There is a requirement from the field that this does not happen - effectively a request to “freeze” application leadership for the duration of such upgrades.
Approach
It has been suggested that we only need to consider acting in this capacity when there are leader units on a particular machine being upgraded. However an operator may wish work outside the scope of a single machine upgrade; for example, preventing leadership elections while all non-leaders are upgraded, so as to avoid handing leadership up or down versions.
With this in mind it has been suggested that we expose such a facility as a separate client command in order to ensure that operators can exercise the control they need over such changes.
During discussions of this requirement, consensus has been arrived at for leadership logic not to be modified with code particular to series upgrade concerns; rather that a general lease “pinning” feature be introduced, which series upgrade and future features might recruit.
Design
The immediate focus will be on the general lease pinning facility, not on a new client command.
The leadership layer above the lease implementations does not present an API that gives enough control to do pinning. It is in the lease layer itself that this logic needs to reside. There are currently two lease implementations:
- State-based (legacy)
- Raft
In the develop branch of Juju, Raft is used by default for leases. There is a feature-flag that allows falling back to the legacy state-based lease management.
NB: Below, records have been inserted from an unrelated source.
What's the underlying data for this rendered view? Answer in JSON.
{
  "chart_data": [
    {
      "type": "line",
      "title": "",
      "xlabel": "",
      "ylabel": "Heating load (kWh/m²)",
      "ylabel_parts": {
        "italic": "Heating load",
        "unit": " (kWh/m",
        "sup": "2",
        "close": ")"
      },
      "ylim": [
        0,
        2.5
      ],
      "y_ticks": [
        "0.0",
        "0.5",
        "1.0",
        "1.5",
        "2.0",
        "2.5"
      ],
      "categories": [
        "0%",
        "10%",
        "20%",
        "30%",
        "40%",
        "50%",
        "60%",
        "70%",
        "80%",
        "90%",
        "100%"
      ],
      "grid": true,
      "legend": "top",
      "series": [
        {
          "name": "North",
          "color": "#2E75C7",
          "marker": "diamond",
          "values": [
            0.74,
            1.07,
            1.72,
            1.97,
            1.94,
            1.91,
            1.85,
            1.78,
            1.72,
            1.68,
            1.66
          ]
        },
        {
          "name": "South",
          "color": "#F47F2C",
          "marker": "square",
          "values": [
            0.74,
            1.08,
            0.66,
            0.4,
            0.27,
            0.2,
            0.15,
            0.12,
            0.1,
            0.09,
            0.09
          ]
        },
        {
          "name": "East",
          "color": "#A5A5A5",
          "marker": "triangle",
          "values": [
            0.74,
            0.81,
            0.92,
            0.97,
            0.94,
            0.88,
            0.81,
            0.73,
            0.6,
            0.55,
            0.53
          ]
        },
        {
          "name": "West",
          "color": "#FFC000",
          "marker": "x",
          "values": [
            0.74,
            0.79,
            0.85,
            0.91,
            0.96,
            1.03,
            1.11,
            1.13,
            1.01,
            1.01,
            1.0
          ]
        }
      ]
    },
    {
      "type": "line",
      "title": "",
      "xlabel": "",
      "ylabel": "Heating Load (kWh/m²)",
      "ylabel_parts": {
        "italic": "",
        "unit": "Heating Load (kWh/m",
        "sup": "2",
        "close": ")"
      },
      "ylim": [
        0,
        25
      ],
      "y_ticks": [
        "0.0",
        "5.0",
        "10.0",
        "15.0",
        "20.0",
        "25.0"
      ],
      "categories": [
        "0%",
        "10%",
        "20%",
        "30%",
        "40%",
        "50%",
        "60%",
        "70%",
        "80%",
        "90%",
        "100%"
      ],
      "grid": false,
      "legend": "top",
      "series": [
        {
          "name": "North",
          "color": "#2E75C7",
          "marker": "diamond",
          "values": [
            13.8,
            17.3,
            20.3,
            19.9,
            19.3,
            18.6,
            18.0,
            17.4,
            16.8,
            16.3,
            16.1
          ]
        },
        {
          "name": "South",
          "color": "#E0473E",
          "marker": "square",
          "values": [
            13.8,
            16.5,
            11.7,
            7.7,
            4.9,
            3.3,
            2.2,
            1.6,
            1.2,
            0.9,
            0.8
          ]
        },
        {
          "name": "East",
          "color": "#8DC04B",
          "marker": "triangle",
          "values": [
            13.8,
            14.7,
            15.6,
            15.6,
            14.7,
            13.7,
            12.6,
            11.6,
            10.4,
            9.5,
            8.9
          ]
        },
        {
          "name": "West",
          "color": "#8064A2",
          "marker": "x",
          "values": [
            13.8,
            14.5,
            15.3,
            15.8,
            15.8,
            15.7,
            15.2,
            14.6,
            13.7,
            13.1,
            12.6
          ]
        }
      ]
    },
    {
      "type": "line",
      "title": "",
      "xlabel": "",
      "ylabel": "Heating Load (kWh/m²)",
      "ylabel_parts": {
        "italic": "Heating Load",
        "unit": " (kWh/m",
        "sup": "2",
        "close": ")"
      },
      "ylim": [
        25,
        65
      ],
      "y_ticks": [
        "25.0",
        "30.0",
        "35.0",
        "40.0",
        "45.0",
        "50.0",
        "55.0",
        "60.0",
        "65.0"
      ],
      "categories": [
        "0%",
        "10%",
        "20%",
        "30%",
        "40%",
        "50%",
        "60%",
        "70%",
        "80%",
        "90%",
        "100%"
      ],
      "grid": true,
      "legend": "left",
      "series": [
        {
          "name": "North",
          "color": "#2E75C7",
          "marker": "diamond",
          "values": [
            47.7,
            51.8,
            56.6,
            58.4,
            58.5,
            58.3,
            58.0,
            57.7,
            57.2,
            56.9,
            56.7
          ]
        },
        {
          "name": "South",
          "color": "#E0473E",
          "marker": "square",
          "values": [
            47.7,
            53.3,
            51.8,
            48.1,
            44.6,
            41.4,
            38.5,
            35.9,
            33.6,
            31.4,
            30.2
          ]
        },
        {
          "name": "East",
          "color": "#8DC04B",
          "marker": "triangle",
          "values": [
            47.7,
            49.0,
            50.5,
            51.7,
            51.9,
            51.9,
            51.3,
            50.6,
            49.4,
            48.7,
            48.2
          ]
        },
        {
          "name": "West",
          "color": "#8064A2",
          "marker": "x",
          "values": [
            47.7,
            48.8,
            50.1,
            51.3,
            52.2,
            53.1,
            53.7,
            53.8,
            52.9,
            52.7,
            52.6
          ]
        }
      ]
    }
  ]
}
Possible Method: Pin by Invoking a Long Lease Extension
Under this method, the call to pin the current leader for an application would involve extending the current leader’s lease by some long period, say 10 years. Unpinning would involve setting the expiry back to a standard duration.
Possible Method: Pin by Storing Information in State
This method would involve creating a new collection into which pinned leader units are written and from which they are later removed. It would be consulted and used to circumvent expiry workflow. This presents challenges in the Raft implementation which does not use a connection to MongoDB.
Open Questions
-
Should we be introduce the pinning capability to the legacy lease logic in addition to the Raft implementation?
-
What will be the mechanism for pinning?